ER Mapper has some rough edges and sometimes drives me mad, but
overall it is a really good tool. Much more
powerful than Imagine for heavy duty production work. One thing
I like is that each new release has new stuff as part of the
core product, and not as expensive addons.
> You miss the point, a single 100GB image is entirely pointless. You can
> achieve the same result with a set of edge matched georefferenced images.
Not really. A single 100GB image is the result of 1,000 or more orhotophotos
merged and color balanced. And it means that a GIS user can zoom from
an overview right down to streets quickly. If you output the image as
an ECW file at 50:1, the output ends up being about 2GB, which means
civil engineers can put the entire city on their notebook for field work,
as a single image.
rh
You are compairing apples with pairs and saying apples are better. It's
not the same thing. Using the same sort of compression Imagine is faster
at displaying images than ERmapper. Note that when you deliver an image
to a client this is *all* that is important. They don't give a monkey
how the image was generated, how much disk space it needed for generation,
or anything else.
By the way it occurs to me that as to view the whole image in ERmapper is
going to require *exactly* the same amount of data to be processed as
Imagine takes then I strongly suspect total time and total time are
very similar in both products.
>
> Back to the PCA example, with 7GB output from a single 250MB input
> Landsat image. That means you need 140GB of temp space just to
> process a PCA for a 20 scene Landsat mosaic.... and if you want
> to say merge that with SPOT to sharpen it, Imagine resamples
> the temp output file - so that means 800GB of temp disk space
> (or have they fixed that dumb problem now).

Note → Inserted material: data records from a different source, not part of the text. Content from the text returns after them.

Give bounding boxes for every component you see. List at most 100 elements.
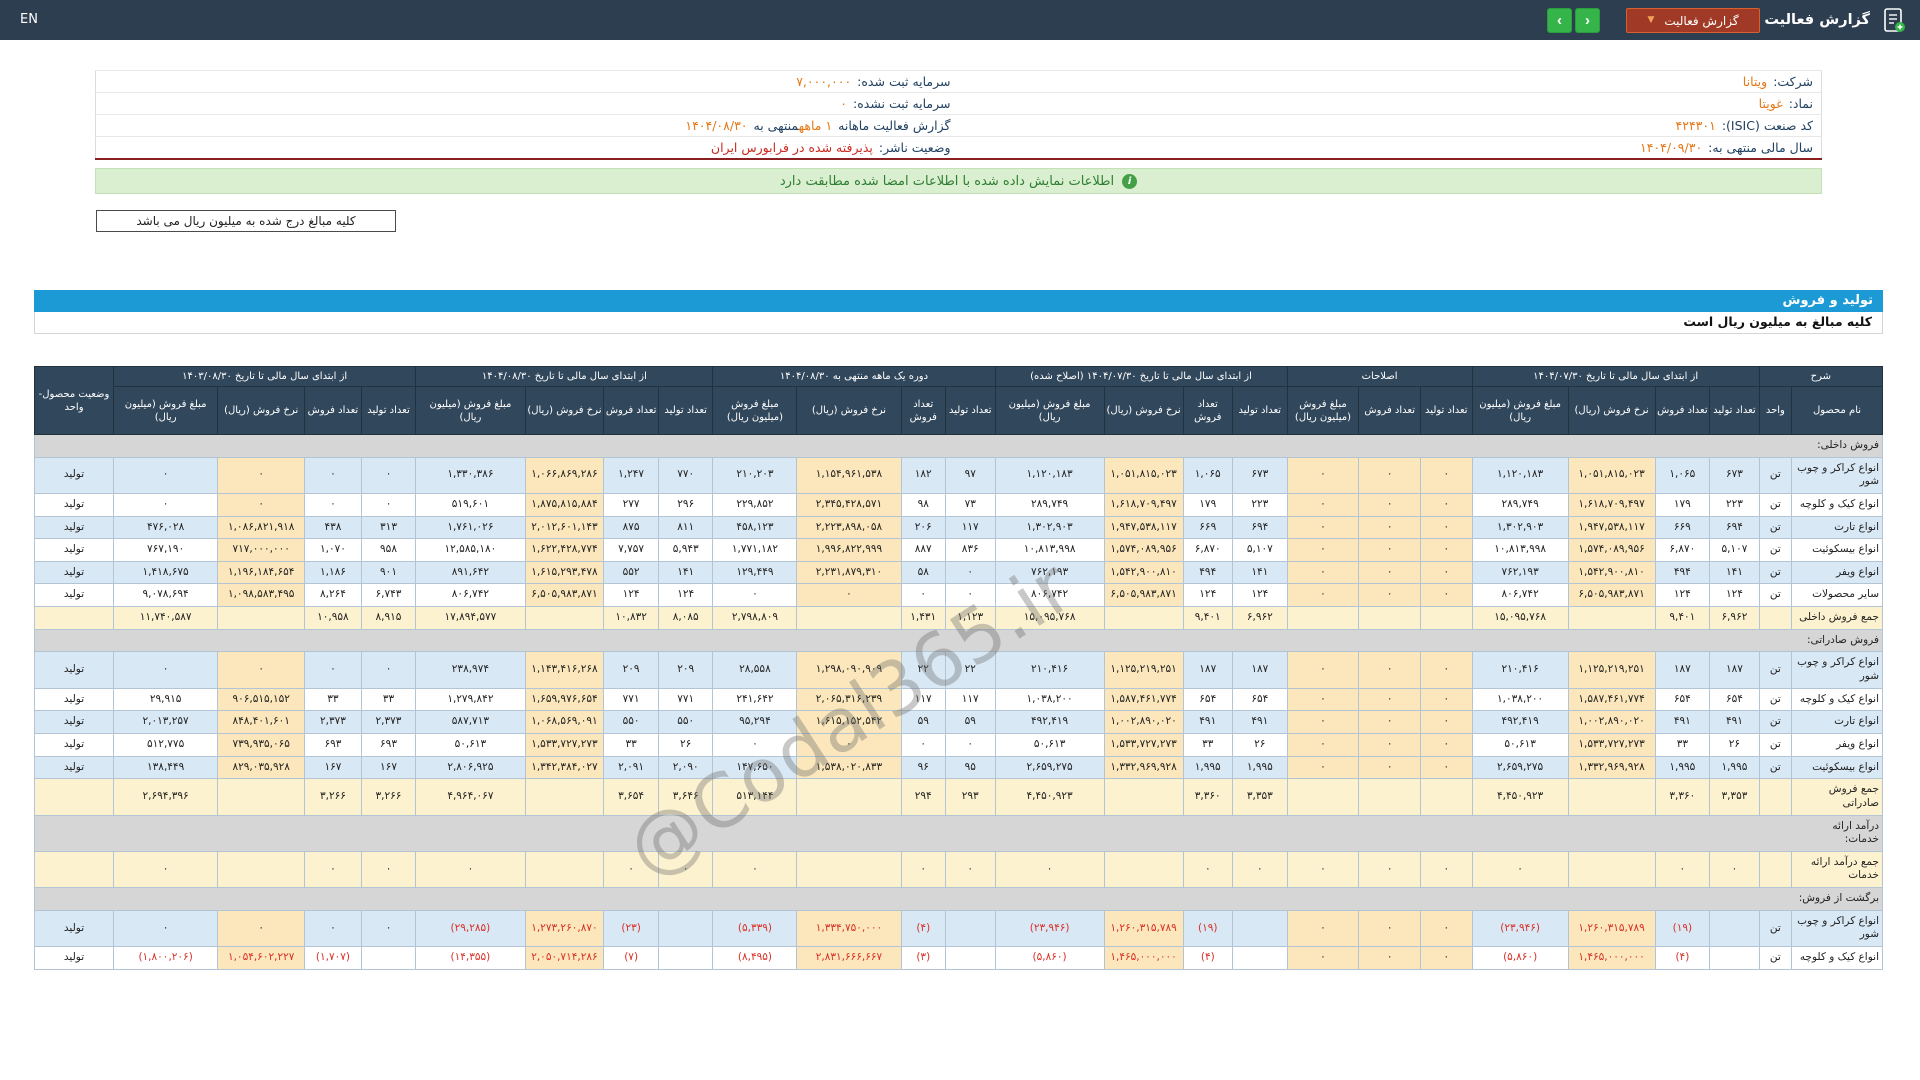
value-cell: ۰: [796, 583, 902, 608]
value-cell: ۶۵۴: [1232, 687, 1288, 712]
value-cell: ۵,۱۰۷: [1232, 538, 1288, 562]
value-cell: ۰: [360, 492, 417, 517]
value-cell: ۳۳: [603, 732, 659, 757]
value-cell: [796, 778, 902, 816]
value-cell: ۱,۶۱۸,۷۰۹,۴۹۷: [1567, 492, 1656, 517]
value-cell: ۷۱۷,۰۰۰,۰۰۰: [217, 538, 306, 562]
column-header: تعداد تولید: [1232, 386, 1288, 435]
column-header: نرخ فروش (ریال): [796, 386, 902, 435]
column-header: تعداد فروش: [603, 386, 659, 435]
value-cell: ۰: [1358, 687, 1422, 712]
value-cell: [1103, 606, 1184, 630]
value-cell: ۸۷۵: [603, 515, 659, 540]
value-cell: [360, 946, 417, 970]
value-cell: تن: [1758, 492, 1793, 517]
value-cell: ۵۰,۶۱۳: [415, 732, 526, 757]
value-cell: ۱۲,۵۸۵,۱۸۰: [415, 538, 526, 562]
value-cell: ۳۳: [1182, 732, 1234, 757]
product-name-cell: انواع کیک و کلوچه: [1791, 492, 1883, 517]
status-cell: [33, 778, 115, 816]
value-cell: ۰: [304, 850, 362, 889]
report-nav: ‹ ›: [1547, 8, 1600, 33]
value-cell: ۱,۵۳۳,۷۲۷,۲۷۳: [524, 732, 605, 757]
value-cell: ۰: [944, 583, 996, 608]
value-cell: ۱,۰۵۴,۶۰۲,۲۲۷: [217, 946, 306, 970]
value-cell: ۲,۰۹۰: [657, 755, 714, 780]
value-cell: ۲۸۹,۷۴۹: [994, 492, 1105, 517]
value-cell: ۹۵۸: [360, 538, 417, 562]
value-cell: (۲۳,۹۴۶): [1471, 909, 1569, 948]
value-cell: ۱,۰۳۸,۲۰۰: [994, 687, 1105, 712]
column-header: تعداد تولید: [657, 386, 714, 435]
value-cell: ۲۹۶: [657, 492, 714, 517]
value-cell: ۱,۱۲۳: [944, 606, 996, 630]
value-cell: ۰: [360, 909, 417, 948]
report-type-label: گزارش فعالیت: [1664, 13, 1739, 28]
value-cell: ۱,۷۷۱,۱۸۲: [712, 538, 798, 562]
section-label-cell: فروش صادراتی:: [34, 628, 1883, 653]
status-cell: تولید: [33, 583, 115, 608]
value-cell: ۰: [944, 732, 996, 757]
unregistered-capital-label: سرمایه ثبت نشده:: [853, 96, 951, 111]
value-cell: [1232, 946, 1288, 970]
value-cell: [1709, 909, 1760, 948]
total-row: جمع فروش صادراتی ۳,۳۵۳ ۳,۳۶۰ ۴,۴۵۰,۹۲۳ ۳,۳۵۳…: [33, 778, 1883, 816]
value-cell: ۱,۳۳۰,۳۸۶: [415, 456, 526, 494]
column-header: تعداد فروش: [1182, 386, 1234, 435]
value-cell: ۰: [113, 651, 219, 689]
signature-match-banner: i اطلاعات نمایش داده شده با اطلاعات امضا…: [95, 168, 1822, 194]
value-cell: ۲,۶۹۴,۳۹۶: [113, 778, 219, 816]
value-cell: ۲,۶۵۹,۲۷۵: [994, 755, 1105, 780]
value-cell: ۷۶۷,۱۹۰: [113, 538, 219, 562]
product-name-cell: انواع ویفر: [1791, 560, 1883, 585]
value-cell: ۲۶: [1232, 732, 1288, 757]
prev-report-button[interactable]: ‹: [1547, 8, 1572, 33]
value-cell: ۲۱۰,۲۰۳: [712, 456, 798, 494]
value-cell: ۱۲۴: [1654, 583, 1711, 608]
value-cell: ۲۱۰,۴۱۶: [994, 651, 1105, 689]
value-cell: ۱,۱۴۳,۴۱۶,۲۶۸: [524, 651, 605, 689]
product-name-cell: جمع فروش داخلی: [1791, 606, 1883, 630]
value-cell: ۱,۱۲۰,۱۸۳: [1471, 456, 1569, 494]
next-report-button[interactable]: ›: [1575, 8, 1600, 33]
isic-label: کد صنعت (ISIC):: [1721, 118, 1813, 133]
value-cell: ۲,۰۱۳,۲۵۷: [113, 710, 219, 734]
value-cell: ۱۰,۸۳۲: [603, 606, 659, 630]
ending-label: منتهی به: [753, 118, 799, 133]
info-row: کد صنعت (ISIC): ۴۲۴۳۰۱ گزارش فعالیت ماهان…: [95, 114, 1822, 137]
value-cell: [796, 606, 902, 630]
value-cell: ۰: [1358, 946, 1422, 970]
value-cell: ۰: [1358, 560, 1422, 585]
value-cell: ۳۱۳: [360, 515, 417, 540]
value-cell: ۶۹۳: [360, 732, 417, 757]
value-cell: [944, 909, 996, 948]
value-cell: ۶۹۴: [1232, 515, 1288, 540]
value-cell: ۲,۰۹۱: [603, 755, 659, 780]
info-row: شرکت: ویتانا سرمایه ثبت شده: ۷,۰۰۰,۰۰۰: [95, 70, 1822, 93]
value-cell: ۷۶۲,۱۹۳: [1471, 560, 1569, 585]
value-cell: ۲۲۳: [1232, 492, 1288, 517]
language-toggle[interactable]: EN: [20, 0, 38, 40]
value-cell: تن: [1758, 755, 1793, 780]
table-row: انواع تارت تن ۴۹۱ ۴۹۱ ۱,۰۰۲,۸۹۰,۰۲۰ ۴۹۲,۴۱۹ ۰ ۰…: [33, 710, 1883, 734]
status-cell: تولید: [33, 651, 115, 689]
section-title-bar: تولید و فروش: [34, 290, 1883, 312]
value-cell: ۲۹۴: [900, 778, 946, 816]
value-cell: ۴,۴۵۰,۹۲۳: [1471, 778, 1569, 816]
total-row: جمع فروش داخلی ۶,۹۶۲ ۹,۴۰۱ ۱۵,۰۹۵,۷۶۸ ۶,۹۶۲ ۹…: [33, 606, 1883, 630]
value-cell: ۴۹۱: [1182, 710, 1234, 734]
value-cell: ۱۰,۹۵۸: [304, 606, 362, 630]
table-row: انواع ویفر تن ۲۶ ۳۳ ۱,۵۳۳,۷۲۷,۲۷۳ ۵۰,۶۱۳ ۰ ۰ ۰ ۲۶…: [33, 732, 1883, 757]
value-cell: ۰: [1420, 560, 1473, 585]
value-cell: ۰: [1420, 583, 1473, 608]
report-type-select[interactable]: گزارش فعالیت ▼: [1626, 8, 1760, 33]
value-cell: ۱۱۷: [944, 687, 996, 712]
value-cell: ۲,۰۶۵,۳۱۶,۲۳۹: [796, 687, 902, 712]
value-cell: ۱۴۱: [657, 560, 714, 585]
value-cell: ۸۰۶,۷۴۲: [1471, 583, 1569, 608]
isic-value: ۴۲۴۳۰۱: [1675, 118, 1716, 133]
value-cell: ۱۸۷: [1182, 651, 1234, 689]
value-cell: ۱۵,۰۹۵,۷۶۸: [1471, 606, 1569, 630]
value-cell: ۳,۳۶۰: [1654, 778, 1711, 816]
value-cell: ۲,۲۲۳,۸۹۸,۰۵۸: [796, 515, 902, 540]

You need to examine your workflow, and pick a method more suitable for
the product at hand. You however do not need that amount of temp disk
space in my experience.
> I just finished up a 180GB city-wide orthophoto mosaic
> for a client, using ER Mapper. I did the entire thing without any
> temp disk space. When I tried a smaller mosaic a couple of
> years ago with Imagine, it needed about 16 times more disk space
> than the input images, for all those darn temp files - so Imagine
> needs about 3TB to process this city scene (and that
> is why I use ER Mapper).
Hum, not my experience.
>> Now in the long run I would say that the approach taken by Imagine is always
>> going to win out. With IBM's "pixie dust" technology going to deliver
>> 200GB laptop drives and 400GB desktop drives in the next two years then
>> the view that the disk space is cheap and nearly limitless would appear
>> to be the correct one.
>
> The trouble with this is that images are also getting bigger, at the
> square of the pixel size. Going from 10 meter to 5 meter means
> the size of an image goes from say 100MB to 400MB for the same area.
> It is hard enough getting disk space for the input images, without
> having to have 5x or 20x more disk space just for temp files.
>
> ER Mapper has some rough edges and sometimes drives me mad, but
> overall it is a really good tool. Much more
> powerful than Imagine for heavy duty production work. One thing
> I like is that each new release has new stuff as part of the
> core product, and not as expensive addons.
>
>> You miss the point, a single 100GB image is entirely pointless. You can
>> achieve the same result with a set of edge matched georefferenced images.
>
> Not really. A single 100GB image is the result of 1,000 or more orhotophotos
> merged and color balanced. And it means that a GIS user can zoom from
> an overview right down to streets quickly. If you output the image as
> an ECW file at 50:1, the output ends up being about 2GB, which means
> civil engineers can put the entire city on their notebook for field work,
> as a single image.
>
For heavens sake, you just don't seem to get this point. A single 100GB
image is pointless. You can achieve *exactly* the same results with a
series of smaller more managable images that are georeferenced with
a viewer that knows how to display the images side by side and will allow
you to save an snapshot of the images loaded into the viewer so you
don't have to load them individually every time.
Finally I note that you have in the final step squashed it all into
an output image that needs no futher processing.